A former SEC assistant, who recruited Dobbs in high school, wondered if the coaching he's received and the schemes he works in have held back his passing ability.

“He’s kind of regressed a little bit as a passer,” the assistant said. “So who do you blame that on -- Josh or whomever?

“If they let him go play and trust him, to me, why would they not be the favorites in the East? Since he was a freshman, it seems as each year goes past, to me, it seems like he plays with handcuffs on, and I don’t know what that’s done for his confidence throwing the ball. I’ve seen him; I know he can throw the football.”

Dobbs laughs at talk of his inconsistency in throwing downfield. He'd like to be more vertical, but he wants to be smart.

“I’m looking to throw the ball,” Dobbs said. “My mindset is that I’m going to find the best place to go with the football, and if it’s not there, I’m able to make a play with my legs or extend the play and find someone downfield.”

There's still more for the senior to prove, but DeBord isn't worried about low passing numbers. He points to a Tennessee rushing attack that averaged 223.7 yards and accounted for 32 touchdowns as a reason Dobbs threw just 118 second-half passes. It was also a rushing game that registered 810 yards and eight touchdowns when the Vols led by at least seven. DeBord also sees that Dobbs completed 55.4 percent of his passes for 778 yards and six touchdowns on third down.

“Tell them to watch the Georgia [tape] and they’ll see him throwing the ball at the end of the game to come back and win it,” DeBord said. “He was player of the week; what’s that say? He does what the game dictates, I think.”

While Dobbs doesn’t let criticism bother him, he’s aware that he has some imperfections. He’s worked on his footwork and is looking to improve the command of his throws and his huddle.

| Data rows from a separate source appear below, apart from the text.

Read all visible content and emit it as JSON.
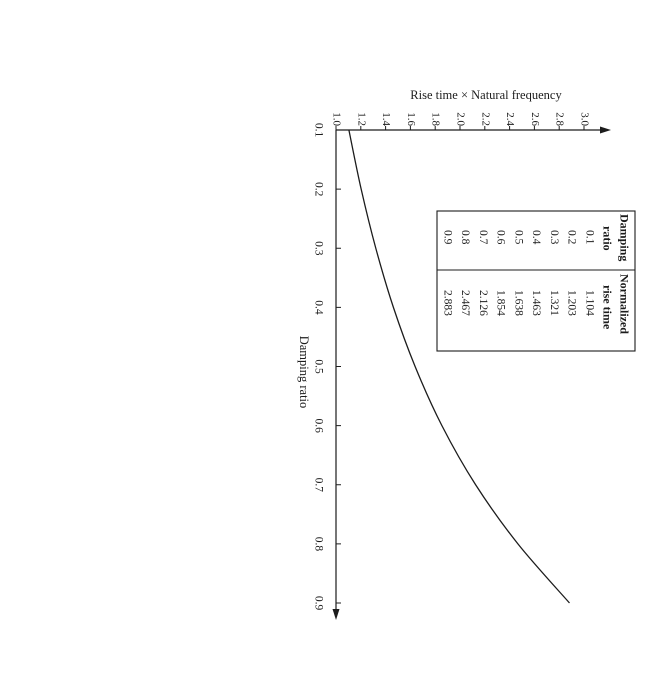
{
  "chart_data": {
    "type": "line",
    "orientation": "rotated-90-clockwise",
    "xlabel": "Damping ratio",
    "ylabel": "Rise time × Natural frequency",
    "xlim": [
      0.1,
      0.9
    ],
    "ylim": [
      1.0,
      3.0
    ],
    "x_ticks": [
      "0.1",
      "0.2",
      "0.3",
      "0.4",
      "0.5",
      "0.6",
      "0.7",
      "0.8",
      "0.9"
    ],
    "y_ticks": [
      "1.0",
      "1.2",
      "1.4",
      "1.6",
      "1.8",
      "2.0",
      "2.2",
      "2.4",
      "2.6",
      "2.8",
      "3.0"
    ],
    "series": [
      {
        "x": [
          0.1,
          0.2,
          0.3,
          0.4,
          0.5,
          0.6,
          0.7,
          0.8,
          0.9
        ],
        "values": [
          1.104,
          1.203,
          1.321,
          1.463,
          1.638,
          1.854,
          2.126,
          2.467,
          2.883
        ]
      }
    ],
    "table": {
      "headers": [
        [
          "Damping",
          "ratio"
        ],
        [
          "Normalized",
          "rise time"
        ]
      ],
      "rows": [
        [
          "0.1",
          "1.104"
        ],
        [
          "0.2",
          "1.203"
        ],
        [
          "0.3",
          "1.321"
        ],
        [
          "0.4",
          "1.463"
        ],
        [
          "0.5",
          "1.638"
        ],
        [
          "0.6",
          "1.854"
        ],
        [
          "0.7",
          "2.126"
        ],
        [
          "0.8",
          "2.467"
        ],
        [
          "0.9",
          "2.883"
        ]
      ]
    },
    "grid": false,
    "legend": "none"
  }
}
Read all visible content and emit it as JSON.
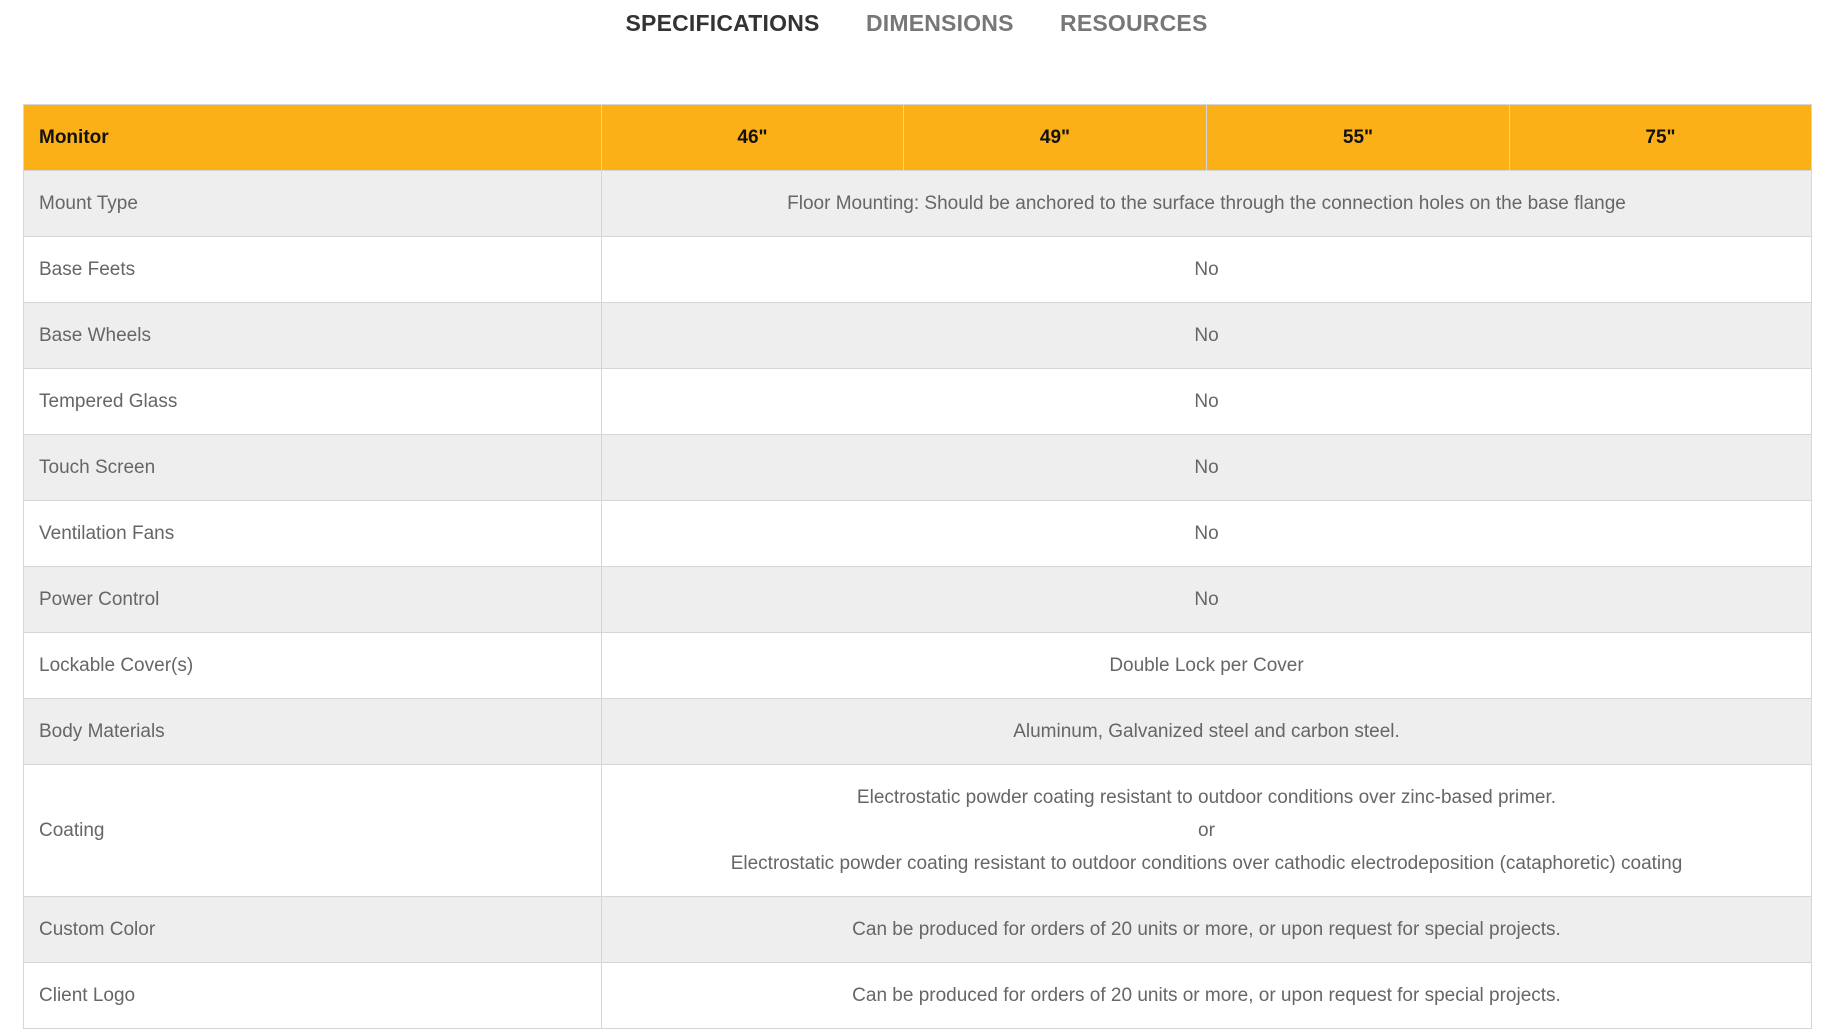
{
  "tabs": [
    {
      "label": "SPECIFICATIONS",
      "active": true
    },
    {
      "label": "DIMENSIONS",
      "active": false
    },
    {
      "label": "RESOURCES",
      "active": false
    }
  ],
  "table": {
    "header": [
      "Monitor",
      "46\"",
      "49\"",
      "55\"",
      "75\""
    ],
    "rows": [
      {
        "label": "Mount Type",
        "value": "Floor Mounting: Should be anchored to the surface through the connection holes on the base flange"
      },
      {
        "label": "Base Feets",
        "value": "No"
      },
      {
        "label": "Base Wheels",
        "value": "No"
      },
      {
        "label": "Tempered Glass",
        "value": "No"
      },
      {
        "label": "Touch Screen",
        "value": "No"
      },
      {
        "label": "Ventilation Fans",
        "value": "No"
      },
      {
        "label": "Power Control",
        "value": "No"
      },
      {
        "label": "Lockable Cover(s)",
        "value": "Double Lock per Cover"
      },
      {
        "label": "Body Materials",
        "value": "Aluminum, Galvanized steel and carbon steel."
      },
      {
        "label": "Coating",
        "lines": [
          "Electrostatic powder coating resistant to outdoor conditions over zinc-based primer.",
          "or",
          "Electrostatic powder coating resistant to outdoor conditions over cathodic electrodeposition (cataphoretic) coating"
        ]
      },
      {
        "label": "Custom Color",
        "value": "Can be produced for orders of 20 units or more, or upon request for special projects."
      },
      {
        "label": "Client Logo",
        "value": "Can be produced for orders of 20 units or more, or upon request for special projects."
      }
    ]
  },
  "colors": {
    "header_bg": "#fcb017",
    "row_alt": "#eeeeee",
    "text": "#666666"
  }
}
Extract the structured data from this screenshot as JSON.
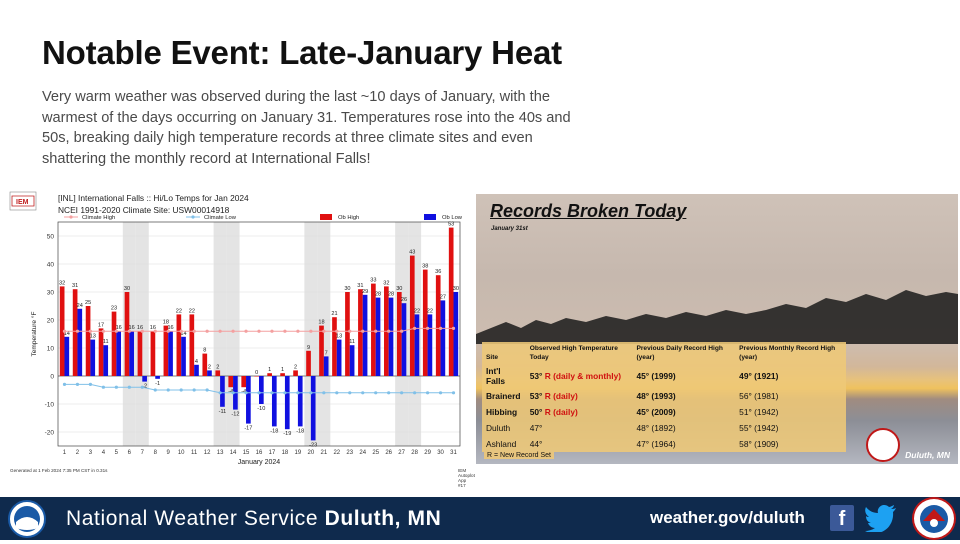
{
  "title": "Notable Event: Late-January Heat",
  "lede": "Very warm weather was observed during the last ~10 days of January, with the warmest of the days occurring on January 31. Temperatures rose into the 40s and 50s, breaking daily high temperature records at three climate sites and even shattering the monthly record at International Falls!",
  "chart_data": {
    "type": "bar",
    "title": "[INL] International Falls :: Hi/Lo Temps for Jan 2024",
    "subtitle": "NCEI 1991-2020 Climate Site: USW00014918",
    "xlabel": "January 2024",
    "ylabel": "Temperature °F",
    "ylim": [
      -25,
      55
    ],
    "yticks": [
      -20,
      -10,
      0,
      10,
      20,
      30,
      40,
      50
    ],
    "categories": [
      "1",
      "2",
      "3",
      "4",
      "5",
      "6",
      "7",
      "8",
      "9",
      "10",
      "11",
      "12",
      "13",
      "14",
      "15",
      "16",
      "17",
      "18",
      "19",
      "20",
      "21",
      "22",
      "23",
      "24",
      "25",
      "26",
      "27",
      "28",
      "29",
      "30",
      "31"
    ],
    "series": [
      {
        "name": "Ob High",
        "color": "#e01010",
        "values": [
          32,
          31,
          25,
          17,
          23,
          30,
          16,
          16,
          18,
          22,
          22,
          8,
          2,
          -4,
          -4,
          0,
          1,
          1,
          2,
          9,
          18,
          21,
          30,
          31,
          33,
          32,
          30,
          43,
          38,
          36,
          53
        ]
      },
      {
        "name": "Ob Low",
        "color": "#1010e0",
        "values": [
          14,
          24,
          13,
          11,
          16,
          16,
          -2,
          -1,
          16,
          14,
          4,
          2,
          -11,
          -12,
          -17,
          -10,
          -18,
          -19,
          -18,
          -23,
          7,
          13,
          11,
          29,
          28,
          28,
          26,
          22,
          22,
          27,
          30
        ]
      },
      {
        "name": "Climate High",
        "color": "#f4a0a0",
        "values": [
          16,
          16,
          16,
          16,
          16,
          16,
          16,
          16,
          16,
          16,
          16,
          16,
          16,
          16,
          16,
          16,
          16,
          16,
          16,
          16,
          16,
          16,
          16,
          16,
          16,
          16,
          16,
          17,
          17,
          17,
          17
        ]
      },
      {
        "name": "Climate Low",
        "color": "#80c0e8",
        "values": [
          -3,
          -3,
          -3,
          -4,
          -4,
          -4,
          -4,
          -5,
          -5,
          -5,
          -5,
          -5,
          -6,
          -6,
          -6,
          -6,
          -6,
          -6,
          -6,
          -6,
          -6,
          -6,
          -6,
          -6,
          -6,
          -6,
          -6,
          -6,
          -6,
          -6,
          -6
        ]
      }
    ],
    "grid": true,
    "legend_position": "top",
    "shaded_days": [
      6,
      7,
      13,
      14,
      20,
      21,
      27,
      28
    ],
    "footnote_left": "Generated at 1 Feb 2024 7:35 PM CST in 0.31s",
    "footnote_right": "IEM Autoplot App #17",
    "logo_text": "IEM"
  },
  "records": {
    "title": "Records Broken Today",
    "date": "January 31st",
    "headers": [
      "Site",
      "Observed High Temperature Today",
      "Previous Daily Record High (year)",
      "Previous Monthly Record High (year)"
    ],
    "rows": [
      {
        "site": "Int'l Falls",
        "observed": "53°",
        "note": "R (daily & monthly)",
        "daily": "45° (1999)",
        "monthly": "49° (1921)",
        "bold": true
      },
      {
        "site": "Brainerd",
        "observed": "53°",
        "note": "R (daily)",
        "daily": "48° (1993)",
        "monthly": "56° (1981)",
        "bold": true
      },
      {
        "site": "Hibbing",
        "observed": "50°",
        "note": "R (daily)",
        "daily": "45° (2009)",
        "monthly": "51° (1942)",
        "bold": true
      },
      {
        "site": "Duluth",
        "observed": "47°",
        "note": "",
        "daily": "48° (1892)",
        "monthly": "55° (1942)",
        "bold": false
      },
      {
        "site": "Ashland",
        "observed": "44°",
        "note": "",
        "daily": "47° (1964)",
        "monthly": "58° (1909)",
        "bold": false
      }
    ],
    "legend_note": "R = New Record Set",
    "location_tag": "Duluth, MN"
  },
  "footer": {
    "name_small": "National Weather Service",
    "name_bold": "Duluth, MN",
    "url": "weather.gov/duluth"
  },
  "icons": {
    "noaa": "noaa-logo",
    "nws": "nws-logo",
    "facebook": "facebook-icon",
    "twitter": "twitter-icon"
  }
}
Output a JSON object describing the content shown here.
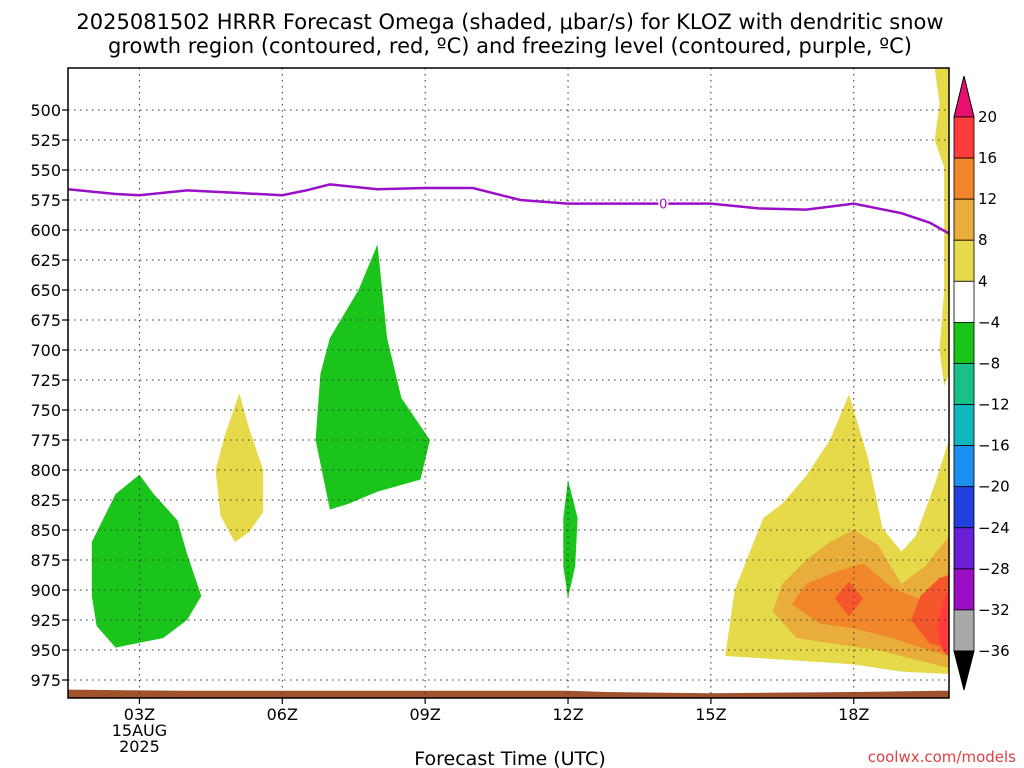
{
  "title_line1": "2025081502 HRRR Forecast Omega (shaded, μbar/s) for KLOZ with dendritic snow",
  "title_line2": "growth region (contoured, red, ºC) and freezing level (contoured, purple, ºC)",
  "credit": "coolwx.com/models",
  "chart_data": {
    "type": "contour",
    "title": "2025081502 HRRR Forecast Omega (shaded, μbar/s) for KLOZ with dendritic snow growth region (contoured, red, ºC) and freezing level (contoured, purple, ºC)",
    "xlabel": "Forecast Time (UTC)",
    "ylabel": "",
    "x_unit": "hour UTC",
    "xlim": [
      1.5,
      20.0
    ],
    "ylim": [
      990,
      465
    ],
    "y_scale": "linear, inverted (pressure, hPa)",
    "grid": true,
    "x_ticks": [
      {
        "hour": 3,
        "label": "03Z"
      },
      {
        "hour": 6,
        "label": "06Z"
      },
      {
        "hour": 9,
        "label": "09Z"
      },
      {
        "hour": 12,
        "label": "12Z"
      },
      {
        "hour": 15,
        "label": "15Z"
      },
      {
        "hour": 18,
        "label": "18Z"
      }
    ],
    "x_date_label": [
      "15AUG",
      "2025"
    ],
    "y_ticks": [
      500,
      525,
      550,
      575,
      600,
      625,
      650,
      675,
      700,
      725,
      750,
      775,
      800,
      825,
      850,
      875,
      900,
      925,
      950,
      975
    ],
    "colorbar": {
      "levels": [
        20,
        16,
        12,
        8,
        4,
        -4,
        -8,
        -12,
        -16,
        -20,
        -24,
        -28,
        -32,
        -36
      ],
      "colors": [
        "#ff3b3b",
        "#f2862a",
        "#e8ad3a",
        "#e6d94a",
        "#ffffff",
        "#1bc41b",
        "#18c08a",
        "#12b7be",
        "#1a8ff0",
        "#2240e0",
        "#6a1fd8",
        "#9a0fc4",
        "#a9a9a9"
      ],
      "max_extend_color": "#e8106e",
      "min_extend_color": "#000000"
    },
    "freezing_level": {
      "color": "#9a10c8",
      "label": "0",
      "label_x": 14.0,
      "points": [
        [
          1.5,
          566
        ],
        [
          2.5,
          570
        ],
        [
          3,
          571
        ],
        [
          4,
          567
        ],
        [
          5,
          569
        ],
        [
          6,
          571
        ],
        [
          6.5,
          567
        ],
        [
          7,
          562
        ],
        [
          8,
          566
        ],
        [
          9,
          565
        ],
        [
          10,
          565
        ],
        [
          11,
          575
        ],
        [
          12,
          578
        ],
        [
          13,
          578
        ],
        [
          14,
          578
        ],
        [
          15,
          578
        ],
        [
          16,
          582
        ],
        [
          17,
          583
        ],
        [
          18,
          578
        ],
        [
          19,
          586
        ],
        [
          19.6,
          594
        ],
        [
          20,
          603
        ]
      ]
    },
    "omega_regions": [
      {
        "value_band": "-8 to -4",
        "color": "#1bc41b",
        "points": [
          [
            3.0,
            804
          ],
          [
            2.5,
            820
          ],
          [
            2.0,
            860
          ],
          [
            2.0,
            905
          ],
          [
            2.1,
            930
          ],
          [
            2.5,
            948
          ],
          [
            3.5,
            940
          ],
          [
            4.0,
            925
          ],
          [
            4.3,
            905
          ],
          [
            4.0,
            870
          ],
          [
            3.8,
            842
          ],
          [
            3.3,
            820
          ]
        ]
      },
      {
        "value_band": "-8 to -4",
        "color": "#1bc41b",
        "points": [
          [
            8.0,
            612
          ],
          [
            7.6,
            650
          ],
          [
            7.0,
            690
          ],
          [
            6.8,
            720
          ],
          [
            6.7,
            775
          ],
          [
            7.0,
            833
          ],
          [
            7.4,
            828
          ],
          [
            8.0,
            818
          ],
          [
            8.9,
            808
          ],
          [
            9.1,
            775
          ],
          [
            8.5,
            740
          ],
          [
            8.2,
            690
          ]
        ]
      },
      {
        "value_band": "-8 to -4",
        "color": "#1bc41b",
        "points": [
          [
            12.0,
            808
          ],
          [
            11.9,
            840
          ],
          [
            11.9,
            880
          ],
          [
            12.0,
            907
          ],
          [
            12.15,
            880
          ],
          [
            12.2,
            840
          ]
        ]
      },
      {
        "value_band": "4 to 8",
        "color": "#e6d94a",
        "points": [
          [
            5.1,
            736
          ],
          [
            4.8,
            770
          ],
          [
            4.6,
            800
          ],
          [
            4.7,
            838
          ],
          [
            5.0,
            860
          ],
          [
            5.3,
            852
          ],
          [
            5.6,
            835
          ],
          [
            5.6,
            800
          ],
          [
            5.3,
            765
          ]
        ]
      },
      {
        "value_band": "4 to 8",
        "color": "#e6d94a",
        "points": [
          [
            19.7,
            465
          ],
          [
            19.8,
            495
          ],
          [
            19.7,
            525
          ],
          [
            19.9,
            548
          ],
          [
            19.9,
            650
          ],
          [
            19.8,
            700
          ],
          [
            19.9,
            730
          ],
          [
            20.0,
            720
          ],
          [
            20.0,
            465
          ]
        ]
      },
      {
        "value_band": "4 to 8",
        "color": "#e6d94a",
        "points": [
          [
            15.3,
            955
          ],
          [
            15.5,
            900
          ],
          [
            15.8,
            870
          ],
          [
            16.1,
            840
          ],
          [
            16.5,
            828
          ],
          [
            17.0,
            805
          ],
          [
            17.5,
            775
          ],
          [
            17.9,
            737
          ],
          [
            18.3,
            790
          ],
          [
            18.6,
            848
          ],
          [
            19.0,
            868
          ],
          [
            19.3,
            855
          ],
          [
            19.7,
            812
          ],
          [
            20.0,
            775
          ],
          [
            20.0,
            970
          ],
          [
            19.0,
            968
          ],
          [
            18.0,
            962
          ],
          [
            16.5,
            958
          ]
        ]
      },
      {
        "value_band": "8 to 12",
        "color": "#e8ad3a",
        "points": [
          [
            16.3,
            918
          ],
          [
            16.5,
            895
          ],
          [
            17.0,
            875
          ],
          [
            17.5,
            860
          ],
          [
            18.0,
            850
          ],
          [
            18.5,
            862
          ],
          [
            19.0,
            895
          ],
          [
            19.5,
            880
          ],
          [
            20.0,
            855
          ],
          [
            20.0,
            965
          ],
          [
            19.3,
            958
          ],
          [
            18.5,
            950
          ],
          [
            17.6,
            945
          ],
          [
            16.8,
            940
          ]
        ]
      },
      {
        "value_band": "12 to 16",
        "color": "#f2862a",
        "points": [
          [
            16.7,
            912
          ],
          [
            17.0,
            895
          ],
          [
            17.6,
            885
          ],
          [
            18.2,
            878
          ],
          [
            18.8,
            898
          ],
          [
            19.4,
            908
          ],
          [
            20.0,
            885
          ],
          [
            20.0,
            955
          ],
          [
            19.4,
            948
          ],
          [
            18.8,
            940
          ],
          [
            18.0,
            932
          ],
          [
            17.3,
            928
          ]
        ]
      },
      {
        "value_band": "16 to 20",
        "color": "#f5562c",
        "points": [
          [
            17.6,
            907
          ],
          [
            17.9,
            893
          ],
          [
            18.2,
            907
          ],
          [
            17.9,
            922
          ]
        ]
      },
      {
        "value_band": "16 to 20",
        "color": "#f5562c",
        "points": [
          [
            19.2,
            925
          ],
          [
            19.4,
            905
          ],
          [
            19.8,
            890
          ],
          [
            20.0,
            888
          ],
          [
            20.0,
            948
          ],
          [
            19.6,
            945
          ]
        ]
      },
      {
        "value_band": "20+",
        "color": "#ff3b3b",
        "points": [
          [
            19.75,
            932
          ],
          [
            19.9,
            905
          ],
          [
            20.0,
            900
          ],
          [
            20.0,
            955
          ],
          [
            19.85,
            950
          ]
        ]
      }
    ],
    "surface_terrain": {
      "color": "#a0522d",
      "points": [
        [
          1.5,
          983
        ],
        [
          4,
          984
        ],
        [
          6,
          984
        ],
        [
          8,
          984
        ],
        [
          10,
          984
        ],
        [
          12,
          984
        ],
        [
          12.8,
          985
        ],
        [
          15,
          986
        ],
        [
          18,
          985
        ],
        [
          19.8,
          984
        ],
        [
          20,
          984
        ]
      ]
    }
  }
}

He’s making his body more of a priority with daily cold-tank sessions, massages and extensive post-practice stretching.

It's important to Dobbs that he be the ultimate player and leader.

“I hold myself to the highest standard in my execution, my play on Saturdays, and it’s about holding everyone to that standard,” Dobbs said. “It’s my job as the CEO is [to] set the example and then hold everyone else to it.

“At the end of the day, it comes back to: Are you winning games?”